How To Learn A Programming Language
Day 1 to 5
Buy a book about language x, start reading it front to back. Just reading. Don’t stop on things you do not understand. The idea here is to get a high level overview of the language. How it feels and looks. It helps if you already know another language. Compare it with that language, how do you accomplish the same results in your known language? Just spend the first few days emerged in the book, keep going and don’t stop for too long.
Day 5–10
Find multiple resources on the language. The official documentation is always a good start. Find the best resources from the community around the language. Use Twitter, forums, slack and google around. You want explanations from multiple authors. One of them is bound to give you an epiphany of understanding. Multiple good resources are key early on.
Start building flashcards in Anki or another spaced repetition software. The official documentation or even parts of the official specification of the language can be a great asset here. Or resources that have a lot of accompanying visual material to do their teachings. We are all visual learners. With spaced repetition you will create a graph of interconnected knowledge about the language. The rules of the language. These need to become a mental model, you need instant access to these. It’s too tedious to constantly stop and lookup information, the genius of homo sapiens comes from finding the connections in separate pieces of information.
Day 10–20
It’s time to build something! Together with spaced repetition this is of vital importance if you want to go fast. You need to get the language in your fingers. You need to build muscle memory. It’s not enough to know the full specification of the language from your head. Building software will feel awkward in the new language at first. Just keep going, it will start clicking after a few days. Make lots of mistakes and actively start looking what you did wrong and why. Did you misunderstand certain theories of the language? Never assume anything. You will be mistaken about a lot of things.
Truly understand what you are doing, never assume one thing happens if the language does something else, this is where bugs are born from. Never just assume something, learn what every single line of code is really doing behind the scenes. This is the only way to build real knowledge of a language and gain an expert level understanding. Never fool yourself, nothing is gained by this. And always remember that fooling yourself is very easy.
Don’t just build along with a tutorial or what your resources dictate. Build something totally different. The key is to go out of your comfort zone, this is where the learning happens. Learning needs to be difficult, it creates the most connections in your brain. If what you are doing becomes easy move on to other concepts. Leave no stone unturned.
Day 20–50
Keep building and keep learning from resources. Keep doing your flashcards everyday. You want to be immersed in the language for some months at a time. Your subconscious will do a great amount of work for you. Rest and take lots of pauses. When resting we build connections from the learning process. Get at least 8 hours of sleep, when you wake up, you’ll find you have gained a better understanding. It can feel like magic sometimes.

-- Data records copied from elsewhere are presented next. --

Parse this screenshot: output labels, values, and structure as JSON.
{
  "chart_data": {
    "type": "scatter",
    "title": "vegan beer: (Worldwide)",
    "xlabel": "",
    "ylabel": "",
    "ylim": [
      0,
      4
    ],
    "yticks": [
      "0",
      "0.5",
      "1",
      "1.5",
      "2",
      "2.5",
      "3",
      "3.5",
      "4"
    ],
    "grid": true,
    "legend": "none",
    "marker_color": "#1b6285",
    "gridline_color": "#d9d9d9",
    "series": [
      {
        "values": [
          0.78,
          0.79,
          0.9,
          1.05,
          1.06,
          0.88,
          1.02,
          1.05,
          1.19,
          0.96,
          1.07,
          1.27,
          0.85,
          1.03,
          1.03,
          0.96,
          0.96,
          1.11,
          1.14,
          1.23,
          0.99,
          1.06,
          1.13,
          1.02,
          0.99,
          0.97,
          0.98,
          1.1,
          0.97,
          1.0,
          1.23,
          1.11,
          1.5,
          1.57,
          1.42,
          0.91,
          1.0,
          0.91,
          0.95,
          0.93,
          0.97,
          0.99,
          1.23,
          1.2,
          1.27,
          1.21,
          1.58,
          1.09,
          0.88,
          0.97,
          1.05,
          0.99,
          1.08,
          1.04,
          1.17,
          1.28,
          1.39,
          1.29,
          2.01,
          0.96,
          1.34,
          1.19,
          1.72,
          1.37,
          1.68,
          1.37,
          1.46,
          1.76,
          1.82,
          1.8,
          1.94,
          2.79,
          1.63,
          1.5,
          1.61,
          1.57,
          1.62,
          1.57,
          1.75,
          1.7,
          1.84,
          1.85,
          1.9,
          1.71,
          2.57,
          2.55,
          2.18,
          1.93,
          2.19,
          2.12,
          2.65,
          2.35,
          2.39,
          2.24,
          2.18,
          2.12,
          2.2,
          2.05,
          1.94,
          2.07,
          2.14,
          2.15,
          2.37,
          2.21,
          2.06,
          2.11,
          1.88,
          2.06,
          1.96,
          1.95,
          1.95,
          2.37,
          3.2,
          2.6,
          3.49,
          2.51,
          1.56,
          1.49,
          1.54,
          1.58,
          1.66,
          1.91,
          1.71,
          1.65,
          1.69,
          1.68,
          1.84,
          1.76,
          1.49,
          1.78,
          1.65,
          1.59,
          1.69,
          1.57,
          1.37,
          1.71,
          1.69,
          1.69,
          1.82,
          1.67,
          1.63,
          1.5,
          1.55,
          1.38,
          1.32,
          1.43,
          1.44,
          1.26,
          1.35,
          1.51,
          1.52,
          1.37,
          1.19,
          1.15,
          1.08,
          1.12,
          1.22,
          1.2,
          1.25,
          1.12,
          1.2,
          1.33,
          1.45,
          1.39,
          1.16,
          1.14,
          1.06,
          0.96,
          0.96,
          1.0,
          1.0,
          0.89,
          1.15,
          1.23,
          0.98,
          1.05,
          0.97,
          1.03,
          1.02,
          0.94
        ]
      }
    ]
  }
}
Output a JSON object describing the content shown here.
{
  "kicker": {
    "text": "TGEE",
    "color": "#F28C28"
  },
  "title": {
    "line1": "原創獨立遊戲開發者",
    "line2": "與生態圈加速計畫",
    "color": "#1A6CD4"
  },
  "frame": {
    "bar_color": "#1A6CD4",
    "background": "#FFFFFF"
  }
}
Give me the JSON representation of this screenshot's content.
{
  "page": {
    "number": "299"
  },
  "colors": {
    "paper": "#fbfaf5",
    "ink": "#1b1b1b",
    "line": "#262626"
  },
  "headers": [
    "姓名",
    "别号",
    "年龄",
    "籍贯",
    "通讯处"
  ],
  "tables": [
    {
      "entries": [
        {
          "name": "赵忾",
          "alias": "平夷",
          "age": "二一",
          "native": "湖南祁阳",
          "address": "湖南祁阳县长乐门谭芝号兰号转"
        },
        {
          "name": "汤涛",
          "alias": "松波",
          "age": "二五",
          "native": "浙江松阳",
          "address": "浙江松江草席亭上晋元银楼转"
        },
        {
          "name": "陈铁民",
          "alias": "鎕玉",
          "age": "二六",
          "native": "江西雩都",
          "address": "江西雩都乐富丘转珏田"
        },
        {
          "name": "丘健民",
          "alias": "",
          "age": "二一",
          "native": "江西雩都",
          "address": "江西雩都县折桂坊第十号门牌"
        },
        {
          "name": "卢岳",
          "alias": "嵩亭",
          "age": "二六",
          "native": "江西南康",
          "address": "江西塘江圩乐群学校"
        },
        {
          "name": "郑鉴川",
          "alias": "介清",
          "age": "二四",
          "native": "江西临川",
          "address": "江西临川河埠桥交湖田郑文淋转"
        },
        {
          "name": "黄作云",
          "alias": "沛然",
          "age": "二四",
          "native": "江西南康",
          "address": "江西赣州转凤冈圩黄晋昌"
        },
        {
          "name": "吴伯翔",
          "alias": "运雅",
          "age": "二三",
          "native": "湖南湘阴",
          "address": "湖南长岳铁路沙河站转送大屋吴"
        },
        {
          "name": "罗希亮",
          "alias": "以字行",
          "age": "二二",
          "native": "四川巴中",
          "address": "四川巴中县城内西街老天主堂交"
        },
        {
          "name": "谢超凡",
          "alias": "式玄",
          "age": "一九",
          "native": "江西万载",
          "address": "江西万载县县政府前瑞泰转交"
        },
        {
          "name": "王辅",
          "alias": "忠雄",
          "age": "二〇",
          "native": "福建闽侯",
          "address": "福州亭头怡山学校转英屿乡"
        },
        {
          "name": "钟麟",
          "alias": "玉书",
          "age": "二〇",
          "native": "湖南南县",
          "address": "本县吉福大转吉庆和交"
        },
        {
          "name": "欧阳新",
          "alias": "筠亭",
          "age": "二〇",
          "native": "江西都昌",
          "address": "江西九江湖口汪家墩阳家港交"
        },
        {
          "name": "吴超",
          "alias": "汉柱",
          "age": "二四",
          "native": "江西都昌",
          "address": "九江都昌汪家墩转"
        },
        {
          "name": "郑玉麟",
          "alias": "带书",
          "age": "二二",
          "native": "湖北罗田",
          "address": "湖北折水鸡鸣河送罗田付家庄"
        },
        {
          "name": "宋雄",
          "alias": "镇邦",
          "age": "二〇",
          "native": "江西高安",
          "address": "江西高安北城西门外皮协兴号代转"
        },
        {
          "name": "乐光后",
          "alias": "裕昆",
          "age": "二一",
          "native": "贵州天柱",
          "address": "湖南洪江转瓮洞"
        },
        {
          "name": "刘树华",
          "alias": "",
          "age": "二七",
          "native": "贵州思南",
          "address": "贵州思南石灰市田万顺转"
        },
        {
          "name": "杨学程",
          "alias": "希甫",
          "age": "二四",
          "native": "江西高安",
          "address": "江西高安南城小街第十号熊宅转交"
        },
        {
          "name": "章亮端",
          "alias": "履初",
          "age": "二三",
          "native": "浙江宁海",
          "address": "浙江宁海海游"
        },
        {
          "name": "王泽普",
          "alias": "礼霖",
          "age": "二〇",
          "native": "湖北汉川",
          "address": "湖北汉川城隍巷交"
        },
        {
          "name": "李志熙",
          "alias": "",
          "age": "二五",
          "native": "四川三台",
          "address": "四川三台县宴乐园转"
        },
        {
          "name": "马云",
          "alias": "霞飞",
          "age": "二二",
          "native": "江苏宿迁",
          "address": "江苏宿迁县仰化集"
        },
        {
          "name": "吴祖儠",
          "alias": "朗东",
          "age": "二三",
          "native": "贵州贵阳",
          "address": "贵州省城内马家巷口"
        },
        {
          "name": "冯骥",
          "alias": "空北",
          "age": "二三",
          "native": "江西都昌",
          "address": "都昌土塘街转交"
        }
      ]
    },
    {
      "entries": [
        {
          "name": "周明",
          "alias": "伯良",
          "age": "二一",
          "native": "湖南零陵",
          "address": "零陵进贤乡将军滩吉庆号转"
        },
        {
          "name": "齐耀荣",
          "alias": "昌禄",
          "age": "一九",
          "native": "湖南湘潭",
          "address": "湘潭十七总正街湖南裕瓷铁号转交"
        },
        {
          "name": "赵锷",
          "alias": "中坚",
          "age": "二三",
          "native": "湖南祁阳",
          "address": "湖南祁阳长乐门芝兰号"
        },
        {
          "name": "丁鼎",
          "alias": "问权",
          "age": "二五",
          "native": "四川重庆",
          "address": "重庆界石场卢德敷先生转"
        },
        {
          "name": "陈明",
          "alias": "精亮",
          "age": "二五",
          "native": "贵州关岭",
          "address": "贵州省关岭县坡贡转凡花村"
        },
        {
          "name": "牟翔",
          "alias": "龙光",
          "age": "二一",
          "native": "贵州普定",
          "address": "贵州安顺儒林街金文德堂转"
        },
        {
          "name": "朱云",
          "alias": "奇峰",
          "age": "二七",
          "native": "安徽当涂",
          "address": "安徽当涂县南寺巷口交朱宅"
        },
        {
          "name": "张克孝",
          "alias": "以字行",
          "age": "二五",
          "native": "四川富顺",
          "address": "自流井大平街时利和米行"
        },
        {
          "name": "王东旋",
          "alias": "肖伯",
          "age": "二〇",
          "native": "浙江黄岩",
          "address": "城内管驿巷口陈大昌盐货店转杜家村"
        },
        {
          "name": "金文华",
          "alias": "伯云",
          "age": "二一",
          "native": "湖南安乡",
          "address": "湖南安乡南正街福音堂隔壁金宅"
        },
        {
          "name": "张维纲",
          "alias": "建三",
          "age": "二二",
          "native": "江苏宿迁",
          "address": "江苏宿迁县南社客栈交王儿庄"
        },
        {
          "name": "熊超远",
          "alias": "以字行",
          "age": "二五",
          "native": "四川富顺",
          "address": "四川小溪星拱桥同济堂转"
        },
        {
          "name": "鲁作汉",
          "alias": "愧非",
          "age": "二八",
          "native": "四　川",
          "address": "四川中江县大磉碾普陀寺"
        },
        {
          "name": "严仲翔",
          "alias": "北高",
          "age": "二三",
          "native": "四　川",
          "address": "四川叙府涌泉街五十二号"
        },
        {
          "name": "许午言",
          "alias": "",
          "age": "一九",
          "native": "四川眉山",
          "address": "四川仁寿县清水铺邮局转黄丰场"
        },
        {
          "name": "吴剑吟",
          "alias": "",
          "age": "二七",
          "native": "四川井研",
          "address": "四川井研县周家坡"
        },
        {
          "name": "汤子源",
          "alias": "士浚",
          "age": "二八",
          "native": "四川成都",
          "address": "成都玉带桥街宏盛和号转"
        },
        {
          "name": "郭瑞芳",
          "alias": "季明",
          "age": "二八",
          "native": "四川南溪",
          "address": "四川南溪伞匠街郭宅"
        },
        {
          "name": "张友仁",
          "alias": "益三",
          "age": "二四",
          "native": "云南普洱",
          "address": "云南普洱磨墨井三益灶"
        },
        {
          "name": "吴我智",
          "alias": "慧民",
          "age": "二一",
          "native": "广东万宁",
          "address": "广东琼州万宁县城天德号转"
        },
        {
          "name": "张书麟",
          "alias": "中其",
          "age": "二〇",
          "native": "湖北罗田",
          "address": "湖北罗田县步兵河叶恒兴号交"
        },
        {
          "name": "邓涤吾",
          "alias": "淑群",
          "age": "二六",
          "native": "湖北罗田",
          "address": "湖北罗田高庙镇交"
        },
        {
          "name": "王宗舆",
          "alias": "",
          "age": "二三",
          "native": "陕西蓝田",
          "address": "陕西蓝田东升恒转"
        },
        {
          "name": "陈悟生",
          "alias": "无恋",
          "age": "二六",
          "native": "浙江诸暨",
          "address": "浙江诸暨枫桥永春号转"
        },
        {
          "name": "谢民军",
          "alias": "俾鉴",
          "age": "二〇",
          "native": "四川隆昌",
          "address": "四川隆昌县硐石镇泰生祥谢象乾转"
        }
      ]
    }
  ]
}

Start building bigger projects. Perhaps re-build projects you did in your first language and see how different the outcome is.
Remember that first book you started with on day one? It might be fun to re-read it once more. And see how different the experience now feels. You’ll see the code and explanations in a different light. Some of it might still be unclear, write those down and focus on those in the coming days.
Summary
The days this will take you varies from person to person and doesn’t really matter. Just do a little bit everyday. Try to avoid not learning for more than 2 or 3 days in a row, don’t break the chain. Build a daily routine around this. Routines make life a lot easier.
Never focus too much on a single resource. A certain author might not explain something that clicks for you. Lookup different tutorials on the concept and one of them is bound to click for you. Otherwise learning can be frustrating, we do not like to feel stuck too often. Keep the process smooth, but never easy.